Via the above:
https://www.dropsitenews.com/p/pakistan ... imran-khan
In July 2021, without the prime minister’s knowledge, the military quietly retained a former CIA Islamabad station chief as a lobbyist in Washington, an early sign that Pakistan’s generals were beginning to move independently of their own elected government.

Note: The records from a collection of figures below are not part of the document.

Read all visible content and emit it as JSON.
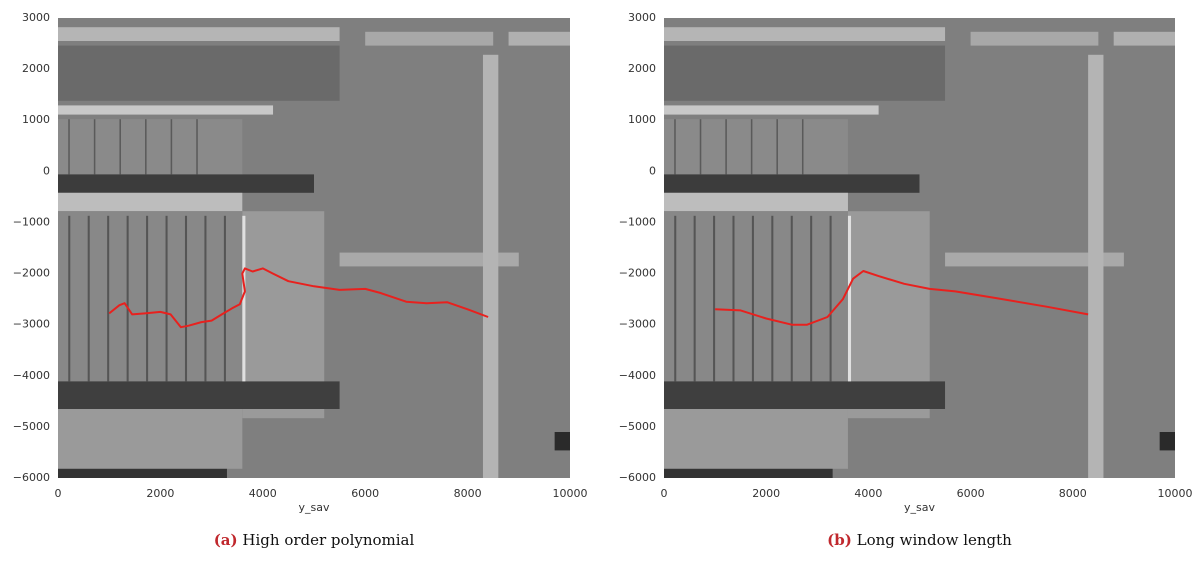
{
  "chart_data": [
    {
      "type": "line",
      "caption_label": "(a)",
      "caption": "High order polynomial",
      "xlabel": "y_sav",
      "xlim": [
        0,
        10000
      ],
      "ylim": [
        -6000,
        3000
      ],
      "xticks": [
        0,
        2000,
        4000,
        6000,
        8000,
        10000
      ],
      "yticks": [
        3000,
        2000,
        1000,
        0,
        {
          "value": -1000,
          "label": "−1000"
        },
        {
          "value": -2000,
          "label": "−2000"
        },
        {
          "value": -3000,
          "label": "−3000"
        },
        {
          "value": -4000,
          "label": "−4000"
        },
        {
          "value": -5000,
          "label": "−5000"
        },
        {
          "value": -6000,
          "label": "−6000"
        }
      ],
      "color": "#e8211e",
      "x": [
        1000,
        1200,
        1300,
        1450,
        1700,
        2000,
        2200,
        2400,
        2550,
        2800,
        3000,
        3200,
        3400,
        3550,
        3650,
        3600,
        3650,
        3800,
        4000,
        4200,
        4500,
        5000,
        5500,
        6000,
        6300,
        6800,
        7200,
        7600,
        8000,
        8400
      ],
      "values": [
        -2780,
        -2620,
        -2580,
        -2800,
        -2780,
        -2750,
        -2800,
        -3050,
        -3020,
        -2950,
        -2920,
        -2800,
        -2680,
        -2600,
        -2350,
        -2000,
        -1900,
        -1960,
        -1900,
        -2000,
        -2150,
        -2250,
        -2320,
        -2300,
        -2380,
        -2550,
        -2580,
        -2560,
        -2700,
        -2850
      ]
    },
    {
      "type": "line",
      "caption_label": "(b)",
      "caption": "Long window length",
      "xlabel": "y_sav",
      "xlim": [
        0,
        10000
      ],
      "ylim": [
        -6000,
        3000
      ],
      "xticks": [
        0,
        2000,
        4000,
        6000,
        8000,
        10000
      ],
      "yticks": [
        3000,
        2000,
        1000,
        0,
        {
          "value": -1000,
          "label": "−1000"
        },
        {
          "value": -2000,
          "label": "−2000"
        },
        {
          "value": -3000,
          "label": "−3000"
        },
        {
          "value": -4000,
          "label": "−4000"
        },
        {
          "value": -5000,
          "label": "−5000"
        },
        {
          "value": -6000,
          "label": "−6000"
        }
      ],
      "color": "#e8211e",
      "x": [
        1000,
        1500,
        2000,
        2500,
        2800,
        3200,
        3500,
        3700,
        3900,
        4200,
        4700,
        5200,
        5700,
        6500,
        7500,
        8300
      ],
      "values": [
        -2700,
        -2720,
        -2880,
        -3000,
        -3000,
        -2850,
        -2500,
        -2100,
        -1950,
        -2050,
        -2200,
        -2300,
        -2350,
        -2480,
        -2650,
        -2800
      ]
    }
  ]
}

On February 24, the day Russian forces crossed into Ukraine, Imran Khan was in Moscow for a long-scheduled meeting with President Putin. Days before that fateful meeting, Jake Sullivan, national security advisor to Biden, had called his Pakistani counterpart, Moeed Yusuf, urging him to persuade Khan to cancel the trip. The details of that call, later leaked to Drop Site, show Sullivan warning against the visit and pressing Islamabad to side clearly with the U.S. in the Ukraine war. Khan ignored the warning.
On March 7, 2022, Pakistan’s ambassador in Washington, Asad Majeed Khan, met with Donald Lu, the U.S. assistant secretary of state for South and Central Asian affairs. That conversation, documented in a classified diplomatic cable that would later be leaked, became the inflection point of the U.S.-Pakistan relationship. According to the cable, Lu told the ambassador that Washington’s grievances with Khan’s government could be set aside, “all will be forgiven,” in the phrase the Pakistani ambassador would later cite, if Khan were removed from office through a no-confidence vote.
Khan was removed on April 9, 2022, in a no-confidence vote backed by Pakistan’s military. His party, Pakistan Tehreek-e-Insaf, was subsequently outlawed, stripped of its electoral symbol ahead of the 2024 general election, and barred from fielding candidates under its own banner. Members who won seats as independents were denied certification.
Khan and his wife, Bushra Bibi, were jailed on a series of corruption, contempt, and national security charges. Both remain in prison to this day, Khan under solitary confinement since last year.
Under the new government, installed with the military’s backing, Islamabad began delivering to Washington what it had refused to deliver under Khan.